Tanaka Marenao, Akiyama Yukinori, Mori Kazuma, Hosaka Itaru, Endo Keisuke, Ogawa Toshifumi, Sato Tatsuya, Suzuki Toru, Yano Toshiyuki, Ohnishi Hirofumi, Hanawa Nagisa, Furuhashi Masato
Department of Cardiovascular, Renal and Metabolic Medicine, Sapporo Medical University School of Medicine, Sapporo, Japan.
Tanaka Medical Clinic, Yoichi, Japan.
Clin Exp Hypertens. 2025 Dec;47(1):2449613. doi: 10.1080/10641963.2025.2449613. Epub 2025 Jan 8.
Sufficient attention has not been given to machine learning (ML) models using longitudinal data for investigating important predictors of new onset of hypertension. We investigated the predictive ability of several ML models for the development of hypertension.
A total of 15 965 Japanese participants (men/women: 9,466/6,499, mean age: 45 years) who received annual health examinations were randomly divided into a training group (70%, = 11,175) and a test group (30%, = 4,790). The predictive abilities of 58 candidates including fatty liver index (FLI), which is calculated by using body mass index, waist circumference and levels of γ-glutamyl transferase and triglycerides, were investigated by statistics analogous to the area under the curve (AUC) in receiver operating characteristic curve analyses using ML models including logistic regression, random forest, naïve Bayes, extreme gradient boosting and artificial neural network.

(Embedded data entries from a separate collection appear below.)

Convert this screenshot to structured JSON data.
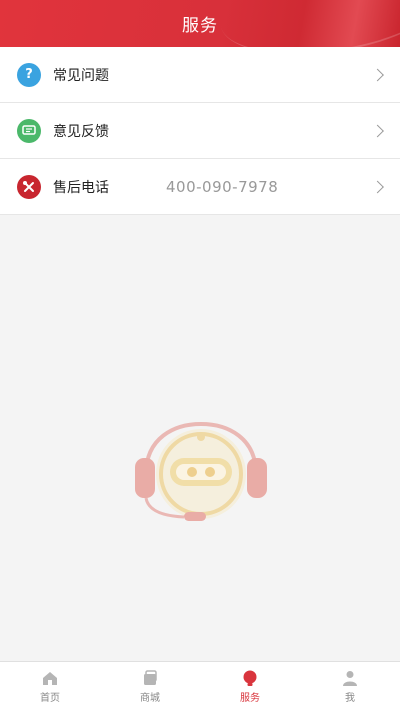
{
  "header": {
    "title": "服务"
  },
  "menu": {
    "items": [
      {
        "label": "常见问题",
        "icon": "question-icon",
        "color": "#3aa3e0"
      },
      {
        "label": "意见反馈",
        "icon": "feedback-icon",
        "color": "#4bb86a"
      },
      {
        "label": "售后电话",
        "icon": "tools-icon",
        "color": "#c8262f",
        "value": "400-090-7978"
      }
    ]
  },
  "illustration": {
    "icon": "robot-support-icon"
  },
  "tabbar": {
    "tabs": [
      {
        "label": "首页",
        "icon": "home-icon"
      },
      {
        "label": "商城",
        "icon": "store-icon"
      },
      {
        "label": "服务",
        "icon": "service-icon",
        "active": true
      },
      {
        "label": "我",
        "icon": "user-icon"
      }
    ]
  },
  "colors": {
    "brand": "#d9353d",
    "background": "#f4f4f4"
  }
}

During a 10-year period (mean period: 6.1 years), 2,132 subjects (19.1%) in the training group and 917 subjects (19.1%) in the test group had new onset of hypertension. Among the 58 parameters, systolic blood pressure, age and FLI were identified as important candidates by random forest feature selection with 10-fold cross-validation. The AUCs of ML models were 0.765-0.825, and discriminatory capacity was significantly improved in the artificial neural network model compared to that in the logistic regression model.
The development of hypertension can be simply and accurately predicted by each ML model using systolic blood pressure, age and FLI as selected features. By building multiple ML models, more practical prediction might be possible.
利用纵向数据研究高血压新发重要预测因素的机器学习(ML)模型尚未得到充分关注。我们研究了几种ML模型对高血压发生的预测能力。
共有15965名接受年度健康检查的日本参与者(男性/女性:9466/6499,平均年龄:45岁)被随机分为训练组(70%,n = 11175)和测试组(30%,n = 4790)。通过使用包括逻辑回归、随机森林、朴素贝叶斯、极端梯度提升和人工神经网络在内的ML模型,在受试者工作特征曲线分析中,采用类似于曲线下面积(AUC)的统计方法,研究了58个候选指标的预测能力,其中包括通过体重指数、腰围以及γ-谷氨酰转移酶和甘油三酯水平计算得出的脂肪肝指数(FLI)。
在10年期间(平均时长:6.1年),训练组中有2132名受试者(19.1%)、测试组中有917名受试者(19.1%)出现了高血压新发情况。在这58个参数中,收缩压、年龄和FLI通过10倍交叉验证的随机森林特征选择被确定为重要候选指标。ML模型的AUC为0.765 - 0.825,与逻辑回归模型相比,人工神经网络模型的鉴别能力有显著提高。
使用收缩压、年龄和FLI作为选定特征的每个ML模型都可以简单准确地预测高血压的发生。通过构建多个ML模型,可能实现更实际的预测。